Ezekiel starts out asking God a question. It’s interesting to note that the prophet had no qualms about it. A lot of people today, mostly Catholics won’t dare ask God a question because they think He’s too busy. God is *never* too busy for anyone. His answer is basically “Nope, not gonna use that anymore” (Ezekiel was asking God why they used a proverb), “but what you will use is this…” and He goes into an exposition on how everyone is His. He is Lord over all the earth, not just the righteous, but the sinner, too.
At first I wasn’t sure why this was added, until I reached the last few verses. Paul is describing Jesus and what He did during his earthy ministry. Yes, He is God, but He also humbled himself and became obedient to God the Father. In doing that God the Son was exalted so that everyone will bow the knee, not just on the earth, but those “under” the earth.
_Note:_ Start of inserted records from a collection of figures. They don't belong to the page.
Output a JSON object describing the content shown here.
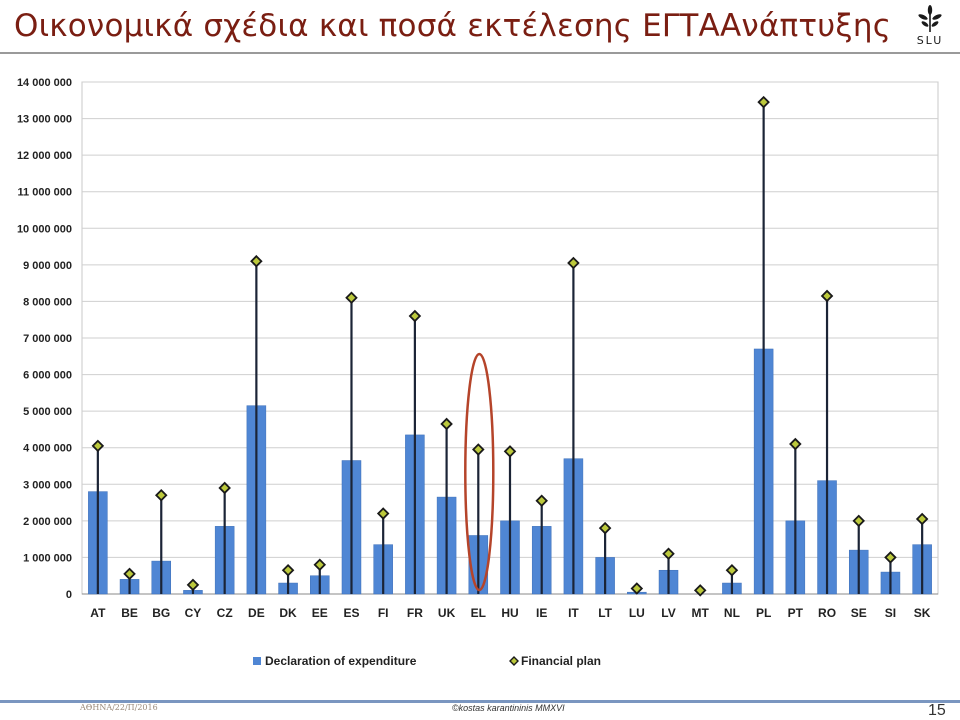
{
  "slide": {
    "title": "Οικονομικά σχέδια και ποσά εκτέλεσης ΕΓΤΑΑνάπτυξης",
    "logo_text": "SLU",
    "footer_left": "ΑΘΗΝΑ/22/Π/2016",
    "footer_center": "©kostas karantininis MMXVI",
    "page_number": "15"
  },
  "colors": {
    "title": "#7a1e12",
    "bar": "#4f86d4",
    "stem": "#1b2436",
    "marker_fill": "#bcc93c",
    "highlight": "#b5442a"
  },
  "chart_data": {
    "type": "bar",
    "categories": [
      "AT",
      "BE",
      "BG",
      "CY",
      "CZ",
      "DE",
      "DK",
      "EE",
      "ES",
      "FI",
      "FR",
      "UK",
      "EL",
      "HU",
      "IE",
      "IT",
      "LT",
      "LU",
      "LV",
      "MT",
      "NL",
      "PL",
      "PT",
      "RO",
      "SE",
      "SI",
      "SK"
    ],
    "series": [
      {
        "name": "Declaration of expenditure",
        "values": [
          2800000,
          400000,
          900000,
          100000,
          1850000,
          5150000,
          300000,
          500000,
          3650000,
          1350000,
          4350000,
          2650000,
          1600000,
          2000000,
          1850000,
          3700000,
          1000000,
          50000,
          650000,
          0,
          300000,
          6700000,
          2000000,
          3100000,
          1200000,
          600000,
          1350000
        ]
      },
      {
        "name": "Financial plan",
        "values": [
          4050000,
          550000,
          2700000,
          250000,
          2900000,
          9100000,
          650000,
          800000,
          8100000,
          2200000,
          7600000,
          4650000,
          3950000,
          3900000,
          2550000,
          9050000,
          1800000,
          150000,
          1100000,
          100000,
          650000,
          13450000,
          4100000,
          8150000,
          2000000,
          1000000,
          2050000
        ]
      }
    ],
    "yticks": [
      "0",
      "1 000 000",
      "2 000 000",
      "3 000 000",
      "4 000 000",
      "5 000 000",
      "6 000 000",
      "7 000 000",
      "8 000 000",
      "9 000 000",
      "10 000 000",
      "11 000 000",
      "12 000 000",
      "13 000 000",
      "14 000 000"
    ],
    "ylim": [
      0,
      14000000
    ],
    "grid": true,
    "legend_position": "bottom",
    "highlight_category": "EL"
  }
}
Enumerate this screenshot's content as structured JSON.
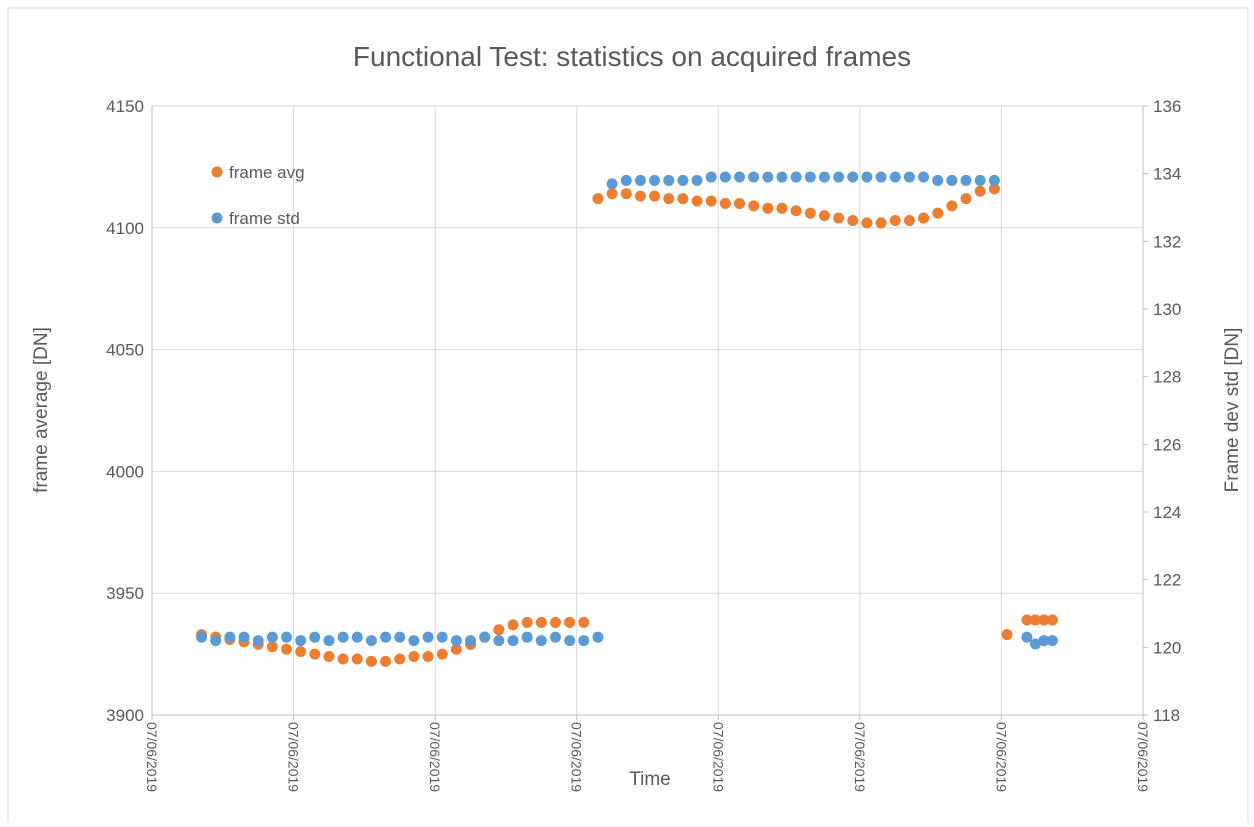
{
  "chart_data": {
    "type": "scatter",
    "title": "Functional Test: statistics on acquired frames",
    "x_label": "Time",
    "y_label": "frame average [DN]",
    "y2_label": "Frame dev std [DN]",
    "xlim": [
      0,
      7
    ],
    "xticks": [
      {
        "value": 0,
        "label": "07/06/2019"
      },
      {
        "value": 1,
        "label": "07/06/2019"
      },
      {
        "value": 2,
        "label": "07/06/2019"
      },
      {
        "value": 3,
        "label": "07/06/2019"
      },
      {
        "value": 4,
        "label": "07/06/2019"
      },
      {
        "value": 5,
        "label": "07/06/2019"
      },
      {
        "value": 6,
        "label": "07/06/2019"
      },
      {
        "value": 7,
        "label": "07/06/2019"
      }
    ],
    "ylim": [
      3900,
      4150
    ],
    "yticks": [
      3900,
      3950,
      4000,
      4050,
      4100,
      4150
    ],
    "y2lim": [
      118,
      136
    ],
    "y2ticks": [
      118,
      120,
      122,
      124,
      126,
      128,
      130,
      132,
      134,
      136
    ],
    "grid": true,
    "legend": "upper left",
    "series": [
      {
        "name": "frame avg",
        "color": "#ed7d31",
        "axis": "y",
        "x": [
          0.35,
          0.45,
          0.55,
          0.65,
          0.75,
          0.85,
          0.95,
          1.05,
          1.15,
          1.25,
          1.35,
          1.45,
          1.55,
          1.65,
          1.75,
          1.85,
          1.95,
          2.05,
          2.15,
          2.25,
          2.35,
          2.45,
          2.55,
          2.65,
          2.75,
          2.85,
          2.95,
          3.05,
          3.15,
          3.25,
          3.35,
          3.45,
          3.55,
          3.65,
          3.75,
          3.85,
          3.95,
          4.05,
          4.15,
          4.25,
          4.35,
          4.45,
          4.55,
          4.65,
          4.75,
          4.85,
          4.95,
          5.05,
          5.15,
          5.25,
          5.35,
          5.45,
          5.55,
          5.65,
          5.75,
          5.85,
          5.95,
          6.04,
          6.18,
          6.24,
          6.3,
          6.36
        ],
        "values": [
          3933,
          3932,
          3931,
          3930,
          3929,
          3928,
          3927,
          3926,
          3925,
          3924,
          3923,
          3923,
          3922,
          3922,
          3923,
          3924,
          3924,
          3925,
          3927,
          3929,
          3932,
          3935,
          3937,
          3938,
          3938,
          3938,
          3938,
          3938,
          4112,
          4114,
          4114,
          4113,
          4113,
          4112,
          4112,
          4111,
          4111,
          4110,
          4110,
          4109,
          4108,
          4108,
          4107,
          4106,
          4105,
          4104,
          4103,
          4102,
          4102,
          4103,
          4103,
          4104,
          4106,
          4109,
          4112,
          4115,
          4116,
          3933,
          3939,
          3939,
          3939,
          3939
        ]
      },
      {
        "name": "frame std",
        "color": "#5b9bd5",
        "axis": "y2",
        "x": [
          0.35,
          0.45,
          0.55,
          0.65,
          0.75,
          0.85,
          0.95,
          1.05,
          1.15,
          1.25,
          1.35,
          1.45,
          1.55,
          1.65,
          1.75,
          1.85,
          1.95,
          2.05,
          2.15,
          2.25,
          2.35,
          2.45,
          2.55,
          2.65,
          2.75,
          2.85,
          2.95,
          3.05,
          3.15,
          3.25,
          3.35,
          3.45,
          3.55,
          3.65,
          3.75,
          3.85,
          3.95,
          4.05,
          4.15,
          4.25,
          4.35,
          4.45,
          4.55,
          4.65,
          4.75,
          4.85,
          4.95,
          5.05,
          5.15,
          5.25,
          5.35,
          5.45,
          5.55,
          5.65,
          5.75,
          5.85,
          5.95,
          6.18,
          6.24,
          6.3,
          6.36
        ],
        "values": [
          120.3,
          120.2,
          120.3,
          120.3,
          120.2,
          120.3,
          120.3,
          120.2,
          120.3,
          120.2,
          120.3,
          120.3,
          120.2,
          120.3,
          120.3,
          120.2,
          120.3,
          120.3,
          120.2,
          120.2,
          120.3,
          120.2,
          120.2,
          120.3,
          120.2,
          120.3,
          120.2,
          120.2,
          120.3,
          133.7,
          133.8,
          133.8,
          133.8,
          133.8,
          133.8,
          133.8,
          133.9,
          133.9,
          133.9,
          133.9,
          133.9,
          133.9,
          133.9,
          133.9,
          133.9,
          133.9,
          133.9,
          133.9,
          133.9,
          133.9,
          133.9,
          133.9,
          133.8,
          133.8,
          133.8,
          133.8,
          133.8,
          120.3,
          120.1,
          120.2,
          120.2
        ]
      }
    ]
  }
}
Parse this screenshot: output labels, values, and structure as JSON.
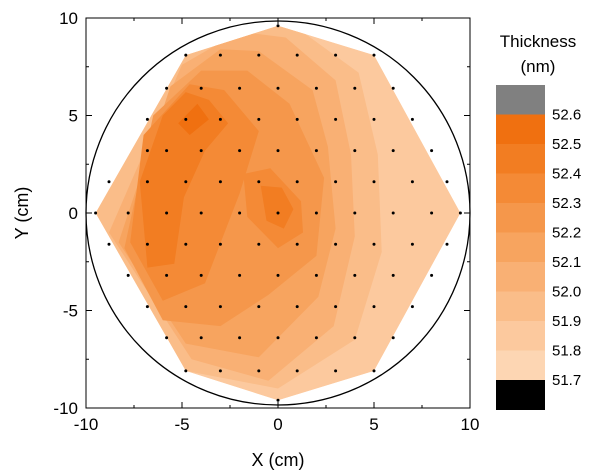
{
  "chart_data": {
    "type": "heatmap",
    "title": "",
    "xlabel": "X (cm)",
    "ylabel": "Y (cm)",
    "xlim": [
      -10,
      10
    ],
    "ylim": [
      -10,
      10
    ],
    "x_ticks": [
      "-10",
      "-5",
      "0",
      "5",
      "10"
    ],
    "y_ticks": [
      "10",
      "5",
      "0",
      "-5",
      "-10"
    ],
    "wafer_diameter_cm": 20,
    "grid": false,
    "colorbar": {
      "title_lines": [
        "Thickness",
        "(nm)"
      ],
      "labels": [
        "52.6",
        "52.5",
        "52.4",
        "52.3",
        "52.2",
        "52.1",
        "52.0",
        "51.9",
        "51.8",
        "51.7"
      ],
      "colors": [
        "#808080",
        "#f07010",
        "#f27d22",
        "#f48a36",
        "#f5974b",
        "#f7a45f",
        "#f9b074",
        "#fabd89",
        "#fcc99e",
        "#fdd6b3",
        "#000000"
      ],
      "colors_note": "top to bottom: above-range, ten levels, below-range"
    },
    "hexagon_vertices": [
      [
        -9.5,
        0
      ],
      [
        -4.8,
        8.1
      ],
      [
        0,
        9.6
      ],
      [
        5.0,
        8.1
      ],
      [
        9.5,
        0
      ],
      [
        5.0,
        -8.1
      ],
      [
        0,
        -9.6
      ],
      [
        -4.8,
        -8.1
      ]
    ],
    "contours": [
      {
        "level": 51.85,
        "points": [
          [
            0,
            9.6
          ],
          [
            5.0,
            8.1
          ],
          [
            9.5,
            0
          ],
          [
            5.0,
            -8.1
          ],
          [
            0,
            -9.6
          ],
          [
            -4.8,
            -8.1
          ],
          [
            -9.5,
            0
          ],
          [
            -4.8,
            8.1
          ]
        ]
      },
      {
        "level": 51.95,
        "points": [
          [
            1.4,
            9.2
          ],
          [
            4.2,
            7.2
          ],
          [
            5.2,
            3.0
          ],
          [
            5.4,
            -2.0
          ],
          [
            4.0,
            -6.5
          ],
          [
            0.0,
            -9.0
          ],
          [
            -4.8,
            -8.1
          ],
          [
            -9.5,
            0
          ],
          [
            -4.8,
            8.1
          ],
          [
            0,
            9.6
          ]
        ]
      },
      {
        "level": 52.05,
        "points": [
          [
            0.4,
            9.0
          ],
          [
            3.0,
            6.8
          ],
          [
            3.8,
            3.0
          ],
          [
            4.0,
            -1.2
          ],
          [
            2.9,
            -5.8
          ],
          [
            -0.5,
            -8.6
          ],
          [
            -4.5,
            -7.5
          ],
          [
            -8.8,
            -1.0
          ],
          [
            -5.0,
            7.6
          ],
          [
            -2.0,
            9.3
          ]
        ]
      },
      {
        "level": 52.15,
        "points": [
          [
            -1.0,
            8.3
          ],
          [
            1.8,
            6.3
          ],
          [
            2.6,
            3.4
          ],
          [
            3.0,
            -0.8
          ],
          [
            2.1,
            -4.3
          ],
          [
            -1.0,
            -7.4
          ],
          [
            -4.8,
            -6.7
          ],
          [
            -8.3,
            -1.5
          ],
          [
            -5.6,
            6.5
          ],
          [
            -3.0,
            8.4
          ]
        ]
      },
      {
        "level": 52.25,
        "points": [
          [
            -1.6,
            7.3
          ],
          [
            0.6,
            5.6
          ],
          [
            2.4,
            1.8
          ],
          [
            2.0,
            -2.2
          ],
          [
            -0.5,
            -4.2
          ],
          [
            -3.0,
            -5.8
          ],
          [
            -6.0,
            -5.5
          ],
          [
            -8.0,
            -1.8
          ],
          [
            -6.5,
            5.0
          ],
          [
            -4.0,
            7.3
          ]
        ]
      },
      {
        "level": 52.35,
        "points": [
          [
            -2.8,
            6.3
          ],
          [
            -1.0,
            4.2
          ],
          [
            -2.0,
            1.0
          ],
          [
            -3.8,
            -3.6
          ],
          [
            -6.0,
            -4.5
          ],
          [
            -7.7,
            -1.5
          ],
          [
            -7.0,
            4.0
          ],
          [
            -4.6,
            6.6
          ]
        ]
      },
      {
        "level": 52.35,
        "points": [
          [
            -1.8,
            2.0
          ],
          [
            -0.4,
            2.3
          ],
          [
            1.2,
            0.6
          ],
          [
            1.3,
            -1.0
          ],
          [
            0.0,
            -1.8
          ],
          [
            -1.6,
            -0.2
          ]
        ]
      },
      {
        "level": 52.45,
        "points": [
          [
            -3.6,
            5.8
          ],
          [
            -2.6,
            4.6
          ],
          [
            -3.8,
            3.2
          ],
          [
            -4.9,
            0.8
          ],
          [
            -5.4,
            -2.6
          ],
          [
            -6.8,
            -2.8
          ],
          [
            -7.2,
            1.6
          ],
          [
            -6.0,
            5.0
          ],
          [
            -4.8,
            6.2
          ]
        ]
      },
      {
        "level": 52.45,
        "points": [
          [
            -0.9,
            1.4
          ],
          [
            0.2,
            1.3
          ],
          [
            0.8,
            0.2
          ],
          [
            0.3,
            -0.8
          ],
          [
            -0.6,
            -0.4
          ]
        ]
      },
      {
        "level": 52.55,
        "points": [
          [
            -4.2,
            5.6
          ],
          [
            -3.6,
            4.8
          ],
          [
            -4.6,
            4.0
          ],
          [
            -5.2,
            4.6
          ]
        ]
      }
    ],
    "points": [
      [
        -4.8,
        8.1
      ],
      [
        -3.0,
        8.1
      ],
      [
        -1.0,
        8.1
      ],
      [
        1.0,
        8.1
      ],
      [
        3.0,
        8.1
      ],
      [
        5.0,
        8.1
      ],
      [
        -5.8,
        6.4
      ],
      [
        -4.0,
        6.4
      ],
      [
        -2.0,
        6.4
      ],
      [
        0.0,
        6.4
      ],
      [
        2.0,
        6.4
      ],
      [
        4.0,
        6.4
      ],
      [
        6.0,
        6.4
      ],
      [
        -6.8,
        4.8
      ],
      [
        -4.8,
        4.8
      ],
      [
        -3.0,
        4.8
      ],
      [
        -1.0,
        4.8
      ],
      [
        1.0,
        4.8
      ],
      [
        3.0,
        4.8
      ],
      [
        5.0,
        4.8
      ],
      [
        7.0,
        4.8
      ],
      [
        -6.8,
        3.2
      ],
      [
        -5.8,
        3.2
      ],
      [
        -4.0,
        3.2
      ],
      [
        -2.0,
        3.2
      ],
      [
        0.0,
        3.2
      ],
      [
        2.0,
        3.2
      ],
      [
        4.0,
        3.2
      ],
      [
        6.0,
        3.2
      ],
      [
        8.0,
        3.2
      ],
      [
        -8.8,
        1.6
      ],
      [
        -6.8,
        1.6
      ],
      [
        -4.8,
        1.6
      ],
      [
        -3.0,
        1.6
      ],
      [
        -1.0,
        1.6
      ],
      [
        1.0,
        1.6
      ],
      [
        3.0,
        1.6
      ],
      [
        5.0,
        1.6
      ],
      [
        7.0,
        1.6
      ],
      [
        8.8,
        1.6
      ],
      [
        -9.5,
        0.0
      ],
      [
        -7.8,
        0.0
      ],
      [
        -5.8,
        0.0
      ],
      [
        -4.0,
        0.0
      ],
      [
        -2.0,
        0.0
      ],
      [
        0.0,
        0.0
      ],
      [
        2.0,
        0.0
      ],
      [
        4.0,
        0.0
      ],
      [
        6.0,
        0.0
      ],
      [
        8.0,
        0.0
      ],
      [
        9.5,
        0.0
      ],
      [
        -8.8,
        -1.6
      ],
      [
        -6.8,
        -1.6
      ],
      [
        -4.8,
        -1.6
      ],
      [
        -3.0,
        -1.6
      ],
      [
        -1.0,
        -1.6
      ],
      [
        1.0,
        -1.6
      ],
      [
        3.0,
        -1.6
      ],
      [
        5.0,
        -1.6
      ],
      [
        7.0,
        -1.6
      ],
      [
        8.8,
        -1.6
      ],
      [
        -7.8,
        -3.2
      ],
      [
        -5.8,
        -3.2
      ],
      [
        -4.0,
        -3.2
      ],
      [
        -2.0,
        -3.2
      ],
      [
        0.0,
        -3.2
      ],
      [
        2.0,
        -3.2
      ],
      [
        4.0,
        -3.2
      ],
      [
        6.0,
        -3.2
      ],
      [
        8.0,
        -3.2
      ],
      [
        -6.8,
        -4.8
      ],
      [
        -4.8,
        -4.8
      ],
      [
        -3.0,
        -4.8
      ],
      [
        -1.0,
        -4.8
      ],
      [
        1.0,
        -4.8
      ],
      [
        3.0,
        -4.8
      ],
      [
        5.0,
        -4.8
      ],
      [
        7.0,
        -4.8
      ],
      [
        -5.8,
        -6.4
      ],
      [
        -4.0,
        -6.4
      ],
      [
        -2.0,
        -6.4
      ],
      [
        0.0,
        -6.4
      ],
      [
        2.0,
        -6.4
      ],
      [
        4.0,
        -6.4
      ],
      [
        6.0,
        -6.4
      ],
      [
        -4.8,
        -8.1
      ],
      [
        -3.0,
        -8.1
      ],
      [
        -1.0,
        -8.1
      ],
      [
        1.0,
        -8.1
      ],
      [
        3.0,
        -8.1
      ],
      [
        5.0,
        -8.1
      ],
      [
        0.0,
        -9.6
      ],
      [
        0.0,
        9.6
      ]
    ]
  }
}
Those that are dead will bow the knee and acknowledge that He is Lord of all.
The Gospel section is about obedience. Isn’t that what the previous scriptures are all about, too? The Ezekiel and Philippians show forced obedience, but Matthew shows willing obedience on the part of the dredges of society. “Society’s worst may become God’s best” is a comment in the translation of the scriptures I’m using. Those people know that they have nothing but God to depend on. It’s so true that the rich have a difficult time getting into heaven. They have all this money and think it can buy anything and everything. So when they die they get the shock of their life (or existence by this time) that it won’t do any good. Money isn’t the key, it’s all about obedience.